In a recent update on the “energy emergency” that occurred on the island, the general director of Electricity of the Ministry of Energy and Mines (Minem), Lázaro Guerra, explained that the microsystem restoration process throughout the island to bring energy to the thermoelectric plants.
The specialist said that they will work all night and into the early hours of Saturday to get the available generating units started and gradually restore the interconnection of the SEN in the western-central and eastern areas of the island, although with “limited power.”
The SEN collapsed this Friday due to a breakdown at the Guiteras thermoelectric plantone of the main generators in the country, according to the state-owned Unión Eléctrica (UNE), dependent on the Ministry of Energy and Mines.
The president of Cuba, Miguel Díaz-Canel, said in a meeting to analyze the energy crisis situation that “there will be no rest” until electrical service is restored on the island and stressed that the situation is “tense” and “complex”according to state television news.
The president stressed that “certain levels of deficit will be maintained” and work will be done to reduce this “energy emergency” whose fundamental causes are the lack of fuel availabilityforeign exchange for repairs and electricity generation capacity.

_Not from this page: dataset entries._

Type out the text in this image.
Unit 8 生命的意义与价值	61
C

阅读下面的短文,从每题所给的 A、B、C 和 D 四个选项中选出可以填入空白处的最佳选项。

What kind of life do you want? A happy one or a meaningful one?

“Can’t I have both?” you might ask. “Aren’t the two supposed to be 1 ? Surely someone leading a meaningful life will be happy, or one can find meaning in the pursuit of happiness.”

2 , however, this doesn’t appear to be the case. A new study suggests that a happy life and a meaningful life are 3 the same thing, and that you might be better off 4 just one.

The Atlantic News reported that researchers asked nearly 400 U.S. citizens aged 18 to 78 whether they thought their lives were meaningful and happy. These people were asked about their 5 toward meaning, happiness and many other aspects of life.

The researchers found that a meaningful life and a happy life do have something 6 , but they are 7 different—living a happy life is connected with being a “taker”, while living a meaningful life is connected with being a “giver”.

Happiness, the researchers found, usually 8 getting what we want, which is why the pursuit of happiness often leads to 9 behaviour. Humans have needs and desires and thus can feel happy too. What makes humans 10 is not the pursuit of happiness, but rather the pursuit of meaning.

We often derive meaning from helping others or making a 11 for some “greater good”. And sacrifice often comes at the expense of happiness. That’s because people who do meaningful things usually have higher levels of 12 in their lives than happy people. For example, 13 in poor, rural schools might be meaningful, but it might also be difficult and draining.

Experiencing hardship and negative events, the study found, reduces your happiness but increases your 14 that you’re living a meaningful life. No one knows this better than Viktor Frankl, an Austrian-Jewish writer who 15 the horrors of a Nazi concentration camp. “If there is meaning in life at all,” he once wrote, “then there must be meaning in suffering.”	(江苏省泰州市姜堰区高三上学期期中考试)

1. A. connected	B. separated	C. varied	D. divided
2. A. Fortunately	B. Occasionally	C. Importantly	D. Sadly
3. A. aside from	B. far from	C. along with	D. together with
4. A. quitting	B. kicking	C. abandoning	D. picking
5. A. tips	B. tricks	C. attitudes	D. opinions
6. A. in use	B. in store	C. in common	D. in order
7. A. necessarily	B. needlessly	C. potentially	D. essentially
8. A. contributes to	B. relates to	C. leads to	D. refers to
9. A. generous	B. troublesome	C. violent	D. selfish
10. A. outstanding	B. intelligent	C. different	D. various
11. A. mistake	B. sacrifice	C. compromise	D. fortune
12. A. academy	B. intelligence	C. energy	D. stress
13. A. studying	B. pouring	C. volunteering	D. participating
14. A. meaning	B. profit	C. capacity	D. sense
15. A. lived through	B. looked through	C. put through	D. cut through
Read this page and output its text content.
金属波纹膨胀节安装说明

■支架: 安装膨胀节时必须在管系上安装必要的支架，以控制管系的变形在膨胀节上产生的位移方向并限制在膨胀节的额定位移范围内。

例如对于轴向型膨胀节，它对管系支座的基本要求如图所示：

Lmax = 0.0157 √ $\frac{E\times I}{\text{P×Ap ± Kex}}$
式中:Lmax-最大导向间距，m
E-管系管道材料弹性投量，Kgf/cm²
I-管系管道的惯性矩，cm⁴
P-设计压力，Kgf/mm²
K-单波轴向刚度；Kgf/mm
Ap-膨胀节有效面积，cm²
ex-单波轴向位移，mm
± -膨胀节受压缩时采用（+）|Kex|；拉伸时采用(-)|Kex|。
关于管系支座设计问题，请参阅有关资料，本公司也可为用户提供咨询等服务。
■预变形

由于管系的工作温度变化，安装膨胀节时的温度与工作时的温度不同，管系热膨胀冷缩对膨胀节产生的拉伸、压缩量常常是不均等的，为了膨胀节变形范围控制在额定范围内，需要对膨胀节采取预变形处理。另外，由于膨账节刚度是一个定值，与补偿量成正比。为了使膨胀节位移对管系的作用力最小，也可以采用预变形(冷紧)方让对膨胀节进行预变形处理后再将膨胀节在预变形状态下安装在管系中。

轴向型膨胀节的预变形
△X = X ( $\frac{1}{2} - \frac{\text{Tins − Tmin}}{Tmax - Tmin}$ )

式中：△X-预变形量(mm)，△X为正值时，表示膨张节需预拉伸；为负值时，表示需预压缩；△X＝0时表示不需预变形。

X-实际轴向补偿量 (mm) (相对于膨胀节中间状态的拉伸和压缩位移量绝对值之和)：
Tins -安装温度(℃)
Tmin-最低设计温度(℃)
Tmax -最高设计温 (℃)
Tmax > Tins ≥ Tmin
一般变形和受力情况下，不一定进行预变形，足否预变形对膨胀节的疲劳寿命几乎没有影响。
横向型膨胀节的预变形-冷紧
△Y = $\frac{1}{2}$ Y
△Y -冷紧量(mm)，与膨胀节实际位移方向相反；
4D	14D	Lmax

This circumstance has caused the island Government to paralyze non-essential state work activity since this Friday as part of a series of measures announced the day before to face the current energy crisis.
The energy crisis
The SEN crisis worsened in the last week with effects that reached the maximum so far this year with almost 51% of the country with simultaneous blackouts, according to daily reports from the UNE.
This meant that the power outages simultaneously affected more than half of the islandand caused blackouts of up to 20 hours in some provinces.
The Cuban electrical system is in a very precarious state due to frequent breakdowns in the generating units of its seven thermoelectric plants, obsolete due to their more than four decades of use and the chronic lack of investments and maintenance, to which is added the deficit of imported fuel (diesel and fuel oil) and shortage of foreign currency.
Blackouts have been common for several years, but since the end of August the situation has worsened to reach levels similar to those of the worst moments, such as the beginning of this year and July and August of 2021 and 2022.
In recent years, the Cuban Government has rented several floating power plants to mitigate the lack of generation capacity.
Frequent blackouts damage the Cuban economy – which in 2023 contracted 1.9% and is still below 2019 levels, according to official data – and drive social discontent in a society affected by an economic crisis worsened in the last years.
They have also triggered anti-government protests, including those on July 11, 2021 – the largest in decades – and those on March 17 in Santiago de Cuba (east) and other locations.